Snapshot: A look into pharmaceutical class filings for trademarks in Asia-Pacific

In a report released in July 20191, the United States Agency for International Development (USAID) identified the global threat posed by influenza viruses of animal origin, particularly from Southeast Asia, which had been the source of previous outbreaks (Asian Flu 1957, Hong Kong Flu 1968, SARS 2003).

With COVID-19 dominating global headlines at the start of 2020, trademark data may provide insight to the challenges faced by the Asia-Pacific region.

Trademark activity in the pharmaceutical sector can be identified by looking at Class 5 in the Nice Classification. For applicants from a number of major Asia-Pacific countries, Class 5 is a key “export” class:

  • Japan – third most frequently used class for exports in 2019 (after Class 9 and Class 3)
  • South Korea – fourth most important export class in 2019 (after Classes 3, 9 and 35)
  • Australia – fourth most important export class in 2019 (after Classes 35, 9 and 41)
  • India – leading export class in 2019
  • New Zealand – leading export class in 2019

However, the overall Class 5 numbers hide a fact that may be important for future developments emanating from Southeast Asia. While Class 5 is predominantly viewed as the ’pharmaceutical’ class, it also covers other related products, such as vitamins, baby food and nutritional supplements.

The major export users filing in Class 5 from most Asia-Pacific countries are not filing for pharmaceutical products in Class 5, but for supplements and nutritional foodstuffs.

Since 2015, the leading exporters from Australia using Class 5 on trademark registers around the world are supplement/vitamin producers such as Blackmores, JBX, Max Biocare and infant milk formula company Gotop Australia.

From New Zealand, the major Class 5 exporters are dairy companies producing infant formula and powdered milk, especially into Mainland China – The A2 Milk Company, Blue River Dairy, Fonterra – or involved in the Manuka honey industry.
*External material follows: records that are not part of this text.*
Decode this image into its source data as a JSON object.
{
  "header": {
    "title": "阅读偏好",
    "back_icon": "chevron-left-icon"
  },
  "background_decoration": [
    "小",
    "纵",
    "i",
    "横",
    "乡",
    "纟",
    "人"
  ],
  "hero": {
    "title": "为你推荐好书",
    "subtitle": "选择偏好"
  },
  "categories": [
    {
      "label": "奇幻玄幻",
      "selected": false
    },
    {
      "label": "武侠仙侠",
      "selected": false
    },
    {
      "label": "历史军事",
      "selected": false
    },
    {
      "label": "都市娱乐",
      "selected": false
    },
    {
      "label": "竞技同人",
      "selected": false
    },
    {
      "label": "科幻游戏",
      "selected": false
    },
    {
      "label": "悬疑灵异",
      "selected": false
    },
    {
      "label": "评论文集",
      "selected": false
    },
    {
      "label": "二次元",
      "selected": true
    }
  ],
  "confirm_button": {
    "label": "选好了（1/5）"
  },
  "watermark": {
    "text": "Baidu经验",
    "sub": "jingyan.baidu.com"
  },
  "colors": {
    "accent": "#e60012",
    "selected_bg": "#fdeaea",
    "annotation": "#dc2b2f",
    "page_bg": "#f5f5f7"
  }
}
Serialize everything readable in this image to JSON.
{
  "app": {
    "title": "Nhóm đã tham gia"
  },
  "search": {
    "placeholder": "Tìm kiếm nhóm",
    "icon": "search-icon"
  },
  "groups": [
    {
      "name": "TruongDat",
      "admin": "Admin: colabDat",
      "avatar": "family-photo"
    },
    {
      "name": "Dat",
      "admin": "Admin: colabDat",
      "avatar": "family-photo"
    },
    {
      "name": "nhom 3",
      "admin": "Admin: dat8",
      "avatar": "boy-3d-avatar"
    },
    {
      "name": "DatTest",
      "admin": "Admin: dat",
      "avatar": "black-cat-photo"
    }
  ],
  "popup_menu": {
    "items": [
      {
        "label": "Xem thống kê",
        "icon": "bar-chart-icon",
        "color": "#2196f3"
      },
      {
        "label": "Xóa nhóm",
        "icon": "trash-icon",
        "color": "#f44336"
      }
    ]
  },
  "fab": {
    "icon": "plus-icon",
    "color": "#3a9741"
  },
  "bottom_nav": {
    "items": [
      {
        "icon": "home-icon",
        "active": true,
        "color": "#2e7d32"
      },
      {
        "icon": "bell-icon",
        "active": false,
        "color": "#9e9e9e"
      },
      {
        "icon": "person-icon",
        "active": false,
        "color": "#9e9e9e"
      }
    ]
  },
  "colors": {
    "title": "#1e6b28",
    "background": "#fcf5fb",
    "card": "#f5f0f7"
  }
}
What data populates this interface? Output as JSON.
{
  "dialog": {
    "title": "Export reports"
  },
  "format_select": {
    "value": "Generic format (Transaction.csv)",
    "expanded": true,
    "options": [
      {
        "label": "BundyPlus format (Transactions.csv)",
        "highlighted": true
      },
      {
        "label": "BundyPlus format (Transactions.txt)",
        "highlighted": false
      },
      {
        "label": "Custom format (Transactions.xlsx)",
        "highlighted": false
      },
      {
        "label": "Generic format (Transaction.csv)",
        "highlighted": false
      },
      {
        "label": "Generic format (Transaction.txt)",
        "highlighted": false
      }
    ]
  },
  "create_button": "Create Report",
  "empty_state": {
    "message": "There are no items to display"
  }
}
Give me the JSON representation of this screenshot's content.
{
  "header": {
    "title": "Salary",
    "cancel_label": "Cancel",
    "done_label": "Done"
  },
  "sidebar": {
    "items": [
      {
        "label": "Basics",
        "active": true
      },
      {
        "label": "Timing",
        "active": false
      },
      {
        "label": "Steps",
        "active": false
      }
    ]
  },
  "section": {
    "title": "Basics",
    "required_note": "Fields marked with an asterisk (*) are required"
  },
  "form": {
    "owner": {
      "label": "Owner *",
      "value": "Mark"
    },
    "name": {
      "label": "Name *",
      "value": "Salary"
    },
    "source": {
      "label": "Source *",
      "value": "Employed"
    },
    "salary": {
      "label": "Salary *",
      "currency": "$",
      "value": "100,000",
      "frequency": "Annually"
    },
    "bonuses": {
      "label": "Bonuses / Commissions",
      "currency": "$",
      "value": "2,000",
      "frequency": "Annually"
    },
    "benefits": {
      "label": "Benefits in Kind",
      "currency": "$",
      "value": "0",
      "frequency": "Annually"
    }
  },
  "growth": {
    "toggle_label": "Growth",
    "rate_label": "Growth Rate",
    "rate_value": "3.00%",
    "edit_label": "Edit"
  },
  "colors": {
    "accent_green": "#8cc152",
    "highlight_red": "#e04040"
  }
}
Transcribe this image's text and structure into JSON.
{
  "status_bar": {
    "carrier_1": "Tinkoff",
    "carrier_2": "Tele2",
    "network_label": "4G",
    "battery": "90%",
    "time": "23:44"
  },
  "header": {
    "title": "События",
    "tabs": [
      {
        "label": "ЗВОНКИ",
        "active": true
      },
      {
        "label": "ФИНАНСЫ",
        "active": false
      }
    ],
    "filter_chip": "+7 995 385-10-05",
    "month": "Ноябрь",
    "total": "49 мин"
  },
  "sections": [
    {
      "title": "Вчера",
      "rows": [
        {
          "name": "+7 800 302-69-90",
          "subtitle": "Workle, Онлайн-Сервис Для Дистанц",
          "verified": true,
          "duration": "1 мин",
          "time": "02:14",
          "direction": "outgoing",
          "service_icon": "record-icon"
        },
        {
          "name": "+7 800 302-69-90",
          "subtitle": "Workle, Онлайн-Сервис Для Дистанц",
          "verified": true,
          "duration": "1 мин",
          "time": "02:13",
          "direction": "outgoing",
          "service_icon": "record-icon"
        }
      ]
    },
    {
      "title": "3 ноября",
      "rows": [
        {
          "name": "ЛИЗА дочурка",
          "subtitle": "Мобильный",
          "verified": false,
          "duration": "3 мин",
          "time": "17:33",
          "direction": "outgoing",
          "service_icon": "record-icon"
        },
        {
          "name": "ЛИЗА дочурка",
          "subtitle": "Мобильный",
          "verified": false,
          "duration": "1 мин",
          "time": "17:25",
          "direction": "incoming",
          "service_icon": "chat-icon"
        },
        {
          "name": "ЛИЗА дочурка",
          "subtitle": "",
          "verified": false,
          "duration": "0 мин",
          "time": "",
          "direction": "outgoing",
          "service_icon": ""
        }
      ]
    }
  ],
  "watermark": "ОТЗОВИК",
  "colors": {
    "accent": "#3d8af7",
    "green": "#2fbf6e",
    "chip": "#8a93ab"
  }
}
The most prolific South Korean filer around the world in Class 5 is Korean Ginseng Corporation, which had a monopoly on the sale of red ginseng in South Korea from 1899 until 1996 and has since expanded rapidly around the world.

India has a more traditional Class 5 export sector, dominated by pharmaceutical companies such as Dr Reddy’s, Glenmark Pharmaceuticals and Sun Pharmaceuticals.

The Japanese export sector in Class 5 is similarly comprised of traditional pharmaceutical companies such as Daiichi Sankyo, Kabayashi Pharmaceuticals, Otsuka Pharmaceutical and Hisamitsu Pharmaceutical.

Trademark activity strongly suggests that although the Asia-Pacific region has much to gain from investing in and commercializing novel pharmaceutical products, the current focus is on nutritional supplements. This is in direct contrast to major European countries and the United States, where pharmaceutical trademarks have dominated supplement trademarks even in recent years.

Figure 1: Trademark applications in Class 5 (2015 to 2019)

Source: SAEGIS

Even in the two major countries where traditional pharmaceutical companies dominate the sector, there have been challenges. In India the pharma sector has been built on a strategy of producing generic medicines cost effectively rather than through expensive R&D and investment in product innovation. And Japan has missed opportunities to commercialize research breakthroughs – for example the class of drugs known as statins were isolated by a Japanese researcher in the 1970s but never marketed, allowing U.S. based companies such as Merck and Bristol Myers Squibb to reap the benefits.

Due to difficulties with the allocation of general subclasses to Mainland Chinese trademark records, it was not possible to include the Chinese trademark register in this analysis. Mainland China has devoted unprecedented resources in recent years to providing Chinese brands a platform for global expansion. So far this has mostly involved consumer electronics, textiles, clothing and household items, but the world could benefit greatly if we see innovative Mainland Chinese pharmaceutical brands start to appear on trademark registers around the world.